Выбрать главу

Жители бывшего дома Нирнзее, переименованного в 4-й дом Моссовета («Чедомос»), еще сушили белье на крыше и выбивали ковры, дети играли в «казаки-разбойники», посещали кружки бальных танцев и лепки, сооружали на крыше автомобиль, выпускали стенгазету, издавали рукописный журнал, публиковали свои первые стихи и рассказы. Они придумали себе утопическую «Республику Чедомос», где шел напряженный поиск диалога с миром. Там царило жизнеутверждающее, космическое, творческое начало, ты не мог, родившись в этом доме, например, не петь в хоре, или, что касается меня — опять же, на крыше, я играла Наф-Нафа в «Трех поросятах».

А они — вот с этих самых лет уже готовы были защищать свою «республику», а заодно и живой, пульсирующий мир, который открывался им с высоты. Мальчишки и девчонки вырезали себе деревянные ружья, по карте следили за войной в Испании, учились стрелять, бегали с противогазом, носилками, осваивали противовоздушную оборону, всем домом вступили в «Осоавиахим», у Люси сохранились значки ГТО, ГСО, ПВО, «ЗАОР» «Ворошиловский стрелок», листочек с азбукой Морзе — предчувствие войны висело в воздухе.

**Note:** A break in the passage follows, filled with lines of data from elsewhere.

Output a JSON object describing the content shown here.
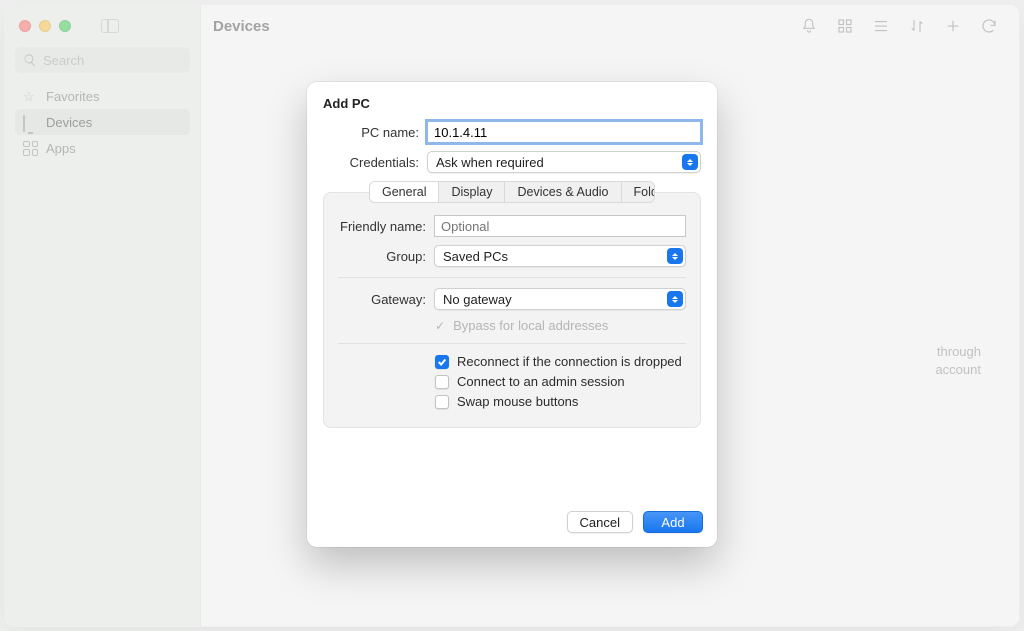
{
  "sidebar": {
    "search_placeholder": "Search",
    "items": [
      {
        "label": "Favorites",
        "icon": "star"
      },
      {
        "label": "Devices",
        "icon": "monitor",
        "selected": true
      },
      {
        "label": "Apps",
        "icon": "grid"
      }
    ]
  },
  "header": {
    "title": "Devices"
  },
  "background_hint": {
    "line1": "through",
    "line2": "account"
  },
  "modal": {
    "title": "Add PC",
    "pc_name": {
      "label": "PC name:",
      "value": "10.1.4.11"
    },
    "credentials": {
      "label": "Credentials:",
      "value": "Ask when required"
    },
    "tabs": [
      "General",
      "Display",
      "Devices & Audio",
      "Folders"
    ],
    "active_tab": "General",
    "friendly_name": {
      "label": "Friendly name:",
      "placeholder": "Optional",
      "value": ""
    },
    "group": {
      "label": "Group:",
      "value": "Saved PCs"
    },
    "gateway": {
      "label": "Gateway:",
      "value": "No gateway"
    },
    "bypass_local": {
      "label": "Bypass for local addresses",
      "checked": true,
      "disabled": true
    },
    "checkboxes": [
      {
        "label": "Reconnect if the connection is dropped",
        "checked": true
      },
      {
        "label": "Connect to an admin session",
        "checked": false
      },
      {
        "label": "Swap mouse buttons",
        "checked": false
      }
    ],
    "buttons": {
      "cancel": "Cancel",
      "confirm": "Add"
    }
  }
}
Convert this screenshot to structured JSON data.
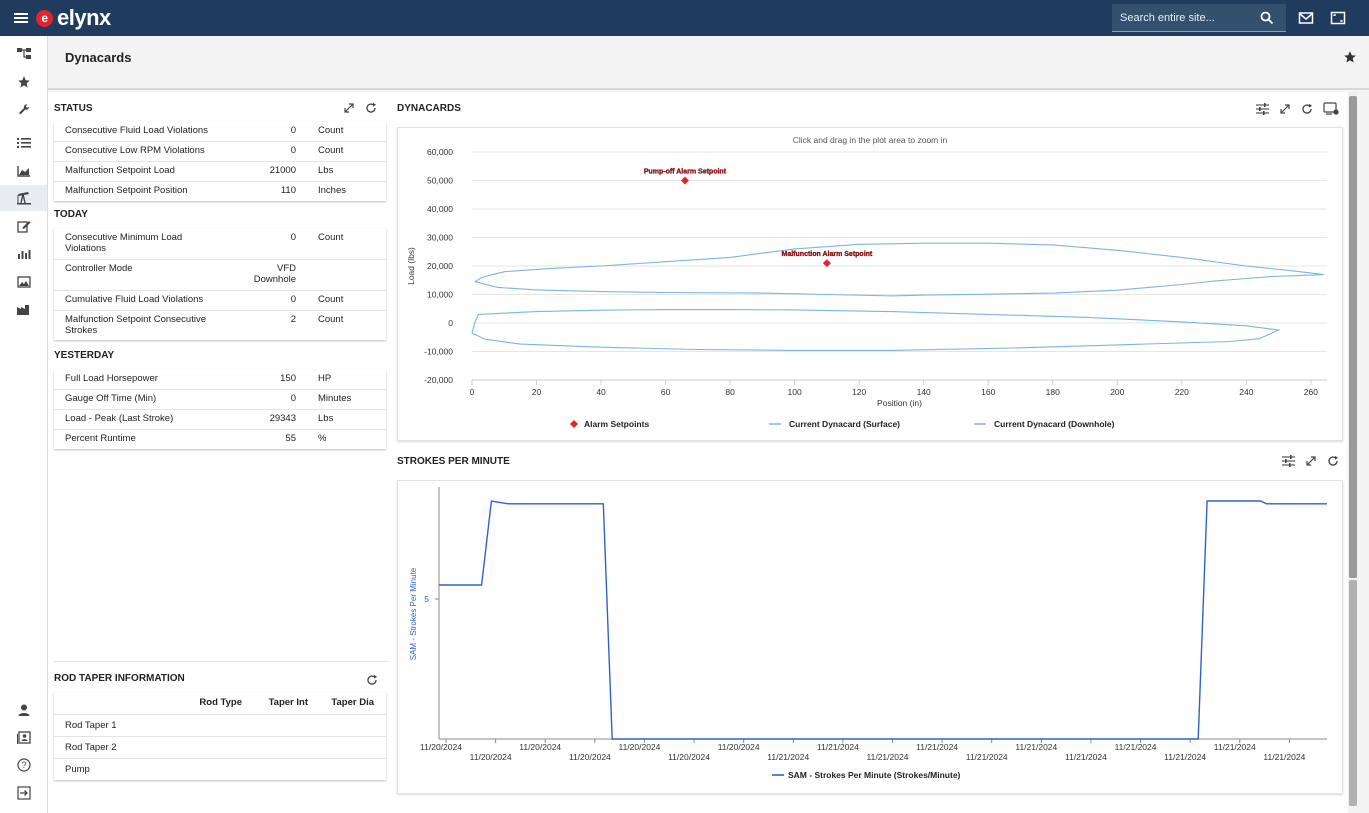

В 37-м вольный дух поднебесной «Республики» сочли подозрительным, что-то пушкинское неискоренимо витало на крыше, недаром здесь любили бывать поэты, даже сам Председатель Земного Шара Хлебников! Детский клуб распустили. Чтобы на крышу не просочился какой-нибудь залетный шпион, закрыли смотровую площадку. Рина Зеленая рассказывала мне: она когда-то в кабаре «Летучая мышь» изо-б — ражала ресторанную певицу и раздобыла себе для этого огромный надувной бюст. Она его надувала, выходила и пела: «В царство свободы дорогу грудью, ах, грудью проложим себе…». Потом сдувала, прятала в карман и бежала выступать в кабаре «Нерыдай».

В 30-х о подобных вольностях уж не было и речи. «Летучая мышь», взмахнув крылами, давно покинула Гнездниковский, а в опустевший подвал в кибитках въехали таборные цыгане. В канун Нового 31-го года Моссовет по ходатайству оргкомитета мобилизует Фаину Захарову на «выправление партийной линии» первого цыганского театра «Ромэн». Пару лет Ф.Ф. что-то там безуспешно выправляла, а потом всю жизнь гадала на картах, заваривала крепкий цыганский чай, любила ландрин, вспоминала, как ее подопечные, которых она тулила в партию, на вопрос о профессии неизменно отвечали: «Конокрад», каким донжуаном был драматург И. Ром-Лебедев, и вечно напевала романсы: «Ромны-Ромны красавец мой…».

Меж тем каждую ночь к «Чедомосу» подкатывали черные «маруси», а утром беспроволочный телеграф разносил вести об очередном исчезновении соседей. Исчезали по одному и целыми семьями. На седьмом этаже обитал прокурор Андрей Януарьевич Вышинский, толпами отправлявший людей на расстрел. В целях самосохранения «Ягуарыч» приватизировал лифт! У двери его неотлучно нес вахту охранник. «В 37-м по канализационным трубам нашего дома шла запрещенная литература, засоряя время от времени канализацию», — вспоминают старожилы. Бессонов и Янгиров приводят список репрессированных — с номерами их квартир, как это значится в документах НКВД. Треть жильцов дома. По нашему четвертому этажу: 425, 428, 429, 430 (Алмазов!), 432… Как будто кто-то невидимый с пулеметом выкашивал соседей, сапогом выставляя двери, вдоль которых Люсины сверстники раскатывали в коридорах широкие лозунги: «Дети — цветы жизни!».

С крыши «чедомосовцы» наблюдали, как меняется Москва: сносили и передвигали дома, превращая узкую Тверскую в широкую улицу Горького, на месте разрушенного Страстного монастыря появились кинотеатр «Россия» и сквер с фонтаном, куда переехал с бульвара Пушкин. Люся видела с крыши, как потерпел катастрофу огромный четырехмоторный самолет «Максим Горький». В праздники мимо Дома двигалась военная техника на Красную площадь, ребята на крыше «принимали парады». А когда по улице Горького проезжали Чкалов, папанинцы и другие герои, с крыши бросали вниз поздравительные открытки.